You can define permissions for the CRUD operations by providing a `can?` method on your api models. It can use a combination of pattern matching and/or boolean logic and should return true or false to allow or disallow the action. The `can?` method receives three arguments: [`resource_being_accessed`, `accessing_resource`, `action`]. The CRUD actions are [`:create`, `:read_all`, `:read`, `:update`, `:destroy`]. If a `can?` method is not defined then all actions will be allowed.

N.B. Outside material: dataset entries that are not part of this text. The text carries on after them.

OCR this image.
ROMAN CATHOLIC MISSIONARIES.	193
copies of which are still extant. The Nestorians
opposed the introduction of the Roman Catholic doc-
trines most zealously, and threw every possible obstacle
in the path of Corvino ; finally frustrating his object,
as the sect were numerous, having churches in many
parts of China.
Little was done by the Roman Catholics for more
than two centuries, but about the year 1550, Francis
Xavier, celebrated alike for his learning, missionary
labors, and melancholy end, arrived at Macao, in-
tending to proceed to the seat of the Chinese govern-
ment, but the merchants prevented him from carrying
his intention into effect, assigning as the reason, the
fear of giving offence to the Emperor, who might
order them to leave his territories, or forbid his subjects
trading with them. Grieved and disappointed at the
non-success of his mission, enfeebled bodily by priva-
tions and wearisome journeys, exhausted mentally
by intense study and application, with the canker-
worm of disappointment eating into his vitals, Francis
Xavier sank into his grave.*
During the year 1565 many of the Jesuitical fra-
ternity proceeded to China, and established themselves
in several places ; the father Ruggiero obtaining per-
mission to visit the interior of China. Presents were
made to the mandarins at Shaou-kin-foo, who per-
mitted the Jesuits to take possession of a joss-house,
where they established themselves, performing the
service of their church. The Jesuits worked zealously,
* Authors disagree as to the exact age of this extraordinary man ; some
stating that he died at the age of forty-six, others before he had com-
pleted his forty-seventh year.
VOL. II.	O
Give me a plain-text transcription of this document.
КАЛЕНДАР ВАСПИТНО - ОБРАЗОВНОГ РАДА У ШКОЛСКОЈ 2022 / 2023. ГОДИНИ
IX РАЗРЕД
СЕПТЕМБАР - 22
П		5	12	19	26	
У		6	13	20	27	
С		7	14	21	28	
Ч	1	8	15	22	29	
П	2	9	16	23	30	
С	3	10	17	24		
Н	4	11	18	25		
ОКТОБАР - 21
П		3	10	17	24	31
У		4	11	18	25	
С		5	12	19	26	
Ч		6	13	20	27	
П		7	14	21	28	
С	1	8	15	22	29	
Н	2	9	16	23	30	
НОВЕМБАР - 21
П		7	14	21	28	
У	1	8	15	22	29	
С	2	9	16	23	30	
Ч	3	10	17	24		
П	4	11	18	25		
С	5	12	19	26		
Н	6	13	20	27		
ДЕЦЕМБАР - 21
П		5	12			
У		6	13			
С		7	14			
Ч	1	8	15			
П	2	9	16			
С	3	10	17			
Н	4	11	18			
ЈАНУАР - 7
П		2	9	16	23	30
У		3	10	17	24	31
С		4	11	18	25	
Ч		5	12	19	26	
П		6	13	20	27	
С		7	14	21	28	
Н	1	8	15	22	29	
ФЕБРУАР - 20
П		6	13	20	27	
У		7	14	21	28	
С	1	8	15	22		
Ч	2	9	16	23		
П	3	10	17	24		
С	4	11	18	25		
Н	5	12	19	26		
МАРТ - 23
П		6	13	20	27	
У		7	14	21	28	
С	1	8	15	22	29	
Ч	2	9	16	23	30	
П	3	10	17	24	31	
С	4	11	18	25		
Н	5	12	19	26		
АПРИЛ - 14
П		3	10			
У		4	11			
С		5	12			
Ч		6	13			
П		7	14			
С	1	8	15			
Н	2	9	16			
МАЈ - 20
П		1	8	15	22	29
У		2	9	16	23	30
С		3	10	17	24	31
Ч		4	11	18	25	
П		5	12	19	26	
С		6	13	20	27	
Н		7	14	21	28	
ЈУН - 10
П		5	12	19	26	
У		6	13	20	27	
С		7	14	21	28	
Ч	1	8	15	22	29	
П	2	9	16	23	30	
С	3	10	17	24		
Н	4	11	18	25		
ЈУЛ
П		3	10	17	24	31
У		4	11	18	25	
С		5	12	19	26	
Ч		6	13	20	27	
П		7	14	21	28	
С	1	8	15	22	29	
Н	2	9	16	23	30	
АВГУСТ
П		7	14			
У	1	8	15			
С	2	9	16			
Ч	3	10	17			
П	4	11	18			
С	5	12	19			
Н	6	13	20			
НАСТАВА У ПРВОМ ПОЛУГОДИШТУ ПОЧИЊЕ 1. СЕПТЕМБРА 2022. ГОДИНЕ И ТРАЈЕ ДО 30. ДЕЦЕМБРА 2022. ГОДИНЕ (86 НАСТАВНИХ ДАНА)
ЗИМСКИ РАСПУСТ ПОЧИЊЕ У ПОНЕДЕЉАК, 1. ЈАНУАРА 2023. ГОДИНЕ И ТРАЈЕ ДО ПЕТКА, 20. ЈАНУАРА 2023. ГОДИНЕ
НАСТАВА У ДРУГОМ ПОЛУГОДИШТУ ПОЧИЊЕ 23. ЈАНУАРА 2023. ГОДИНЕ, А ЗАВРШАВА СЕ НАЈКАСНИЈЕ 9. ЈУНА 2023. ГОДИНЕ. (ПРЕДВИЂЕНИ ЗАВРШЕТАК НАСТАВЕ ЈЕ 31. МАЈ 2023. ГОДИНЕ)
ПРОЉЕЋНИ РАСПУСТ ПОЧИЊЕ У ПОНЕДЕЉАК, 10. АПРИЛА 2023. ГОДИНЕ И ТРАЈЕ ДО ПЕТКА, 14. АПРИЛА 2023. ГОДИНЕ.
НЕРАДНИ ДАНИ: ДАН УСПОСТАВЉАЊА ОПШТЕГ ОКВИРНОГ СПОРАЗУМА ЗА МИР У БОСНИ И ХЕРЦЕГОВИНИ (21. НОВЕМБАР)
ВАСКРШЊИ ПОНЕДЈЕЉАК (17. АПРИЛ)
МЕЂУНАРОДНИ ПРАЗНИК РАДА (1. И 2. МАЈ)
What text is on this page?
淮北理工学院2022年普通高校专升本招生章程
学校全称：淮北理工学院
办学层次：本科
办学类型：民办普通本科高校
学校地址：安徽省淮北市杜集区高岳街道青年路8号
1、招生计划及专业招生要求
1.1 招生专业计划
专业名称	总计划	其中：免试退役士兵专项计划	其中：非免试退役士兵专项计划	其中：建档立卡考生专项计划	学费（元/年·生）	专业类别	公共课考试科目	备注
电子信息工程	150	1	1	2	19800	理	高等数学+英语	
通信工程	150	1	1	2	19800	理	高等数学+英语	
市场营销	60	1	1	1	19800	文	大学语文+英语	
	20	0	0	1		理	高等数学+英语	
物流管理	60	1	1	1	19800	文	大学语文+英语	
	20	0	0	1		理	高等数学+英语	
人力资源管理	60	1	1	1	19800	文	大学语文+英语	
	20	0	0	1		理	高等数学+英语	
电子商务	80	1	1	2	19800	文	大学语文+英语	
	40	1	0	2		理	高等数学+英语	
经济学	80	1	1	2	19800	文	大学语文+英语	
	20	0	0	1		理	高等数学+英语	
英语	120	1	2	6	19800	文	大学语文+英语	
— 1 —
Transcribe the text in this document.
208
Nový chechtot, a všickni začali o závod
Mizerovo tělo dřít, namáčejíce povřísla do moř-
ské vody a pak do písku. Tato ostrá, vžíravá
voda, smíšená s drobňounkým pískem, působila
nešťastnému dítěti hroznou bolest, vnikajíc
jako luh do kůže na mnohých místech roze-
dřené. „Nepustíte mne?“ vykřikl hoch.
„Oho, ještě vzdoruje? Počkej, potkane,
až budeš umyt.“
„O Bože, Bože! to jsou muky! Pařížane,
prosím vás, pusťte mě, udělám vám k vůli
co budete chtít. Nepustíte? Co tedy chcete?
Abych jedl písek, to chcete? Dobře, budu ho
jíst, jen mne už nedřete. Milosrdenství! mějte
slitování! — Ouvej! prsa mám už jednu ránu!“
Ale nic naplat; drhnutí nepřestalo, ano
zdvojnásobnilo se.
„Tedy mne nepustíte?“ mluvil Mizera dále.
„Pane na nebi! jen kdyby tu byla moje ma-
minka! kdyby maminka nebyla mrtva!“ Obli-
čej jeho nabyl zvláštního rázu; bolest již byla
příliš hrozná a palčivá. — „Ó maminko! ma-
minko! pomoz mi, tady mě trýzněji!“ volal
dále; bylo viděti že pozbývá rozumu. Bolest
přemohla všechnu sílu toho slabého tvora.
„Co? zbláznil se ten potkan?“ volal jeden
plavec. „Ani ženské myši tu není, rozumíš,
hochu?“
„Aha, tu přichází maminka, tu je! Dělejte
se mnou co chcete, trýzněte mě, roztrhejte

##### Permissions Example:

```elixir
defmodule MyApp.UserApiModel do
  ...
  # permissions

  # anyone can create a user
  def can?(_user, _current_user, :create) do
    true
  end

  # allow read and destroy when the resource user id is the same as
  # the accessing user id
  def can?(%MyApp.User{id: id}, %MyApp.User{id: id}, action)
  when action in [:read, :destroy], do: true

  # no user can read all users
  def can?(%MyApp.User{id: user_id}, :read_all), do: false

  # a user can update as long as the changeset id isn't changing and
  # the changeset id is the accessing user id
  def can?(changeset = %Ecto.Changeset{}, %MyApp.User{id: id}, :update) do
    !changeset.changes[:id] && id == changeset.model.id
  end

  # everything else is not allowed
  def can?(_, _, _), do: false
end

```


If you want to override any of the API Model default CRUD methods you can do so like this:

```elixir
defmodule MyApp.UserApiModel do
  use Mudblood.ApiModel

  # I've got a custom create method!
  def create(current_user, params) do
    changeset = changeset(params, empty_model)

    # ... custom logic ...

    changeset
    |> @model.can?(current_user, :create)
    |> case do
         true  -> MyApp.Repo.insert(changeset)
         false -> forbidden
       end
  end
end
```

`Mudblood.ApiModel` tries to guess your data model name from the name of the ApiModel (example: `MyApp.UserApiModel` translates to `MyApp.User`), but if your api models or models don't follow that pattern (I, for example, version my api models like `MyApp.V1.UserApiModel`), you can specify the model to use by setting `@model`:

```elixir
defmodule MyApp.UserApiModel do
  @model MyApp.User
end
```

----------------

So why would you do all of this? Well, your business logic will probably mostly disappear and your controllers will probably be magical and look lean like this:

```elixir
defmodule MyApp.ProfileController do
  use MyApp.Web, :controller
  use Mudblood.ResourcefulController
end
```

And you can test your business logic using your API Models instead of with controller specs.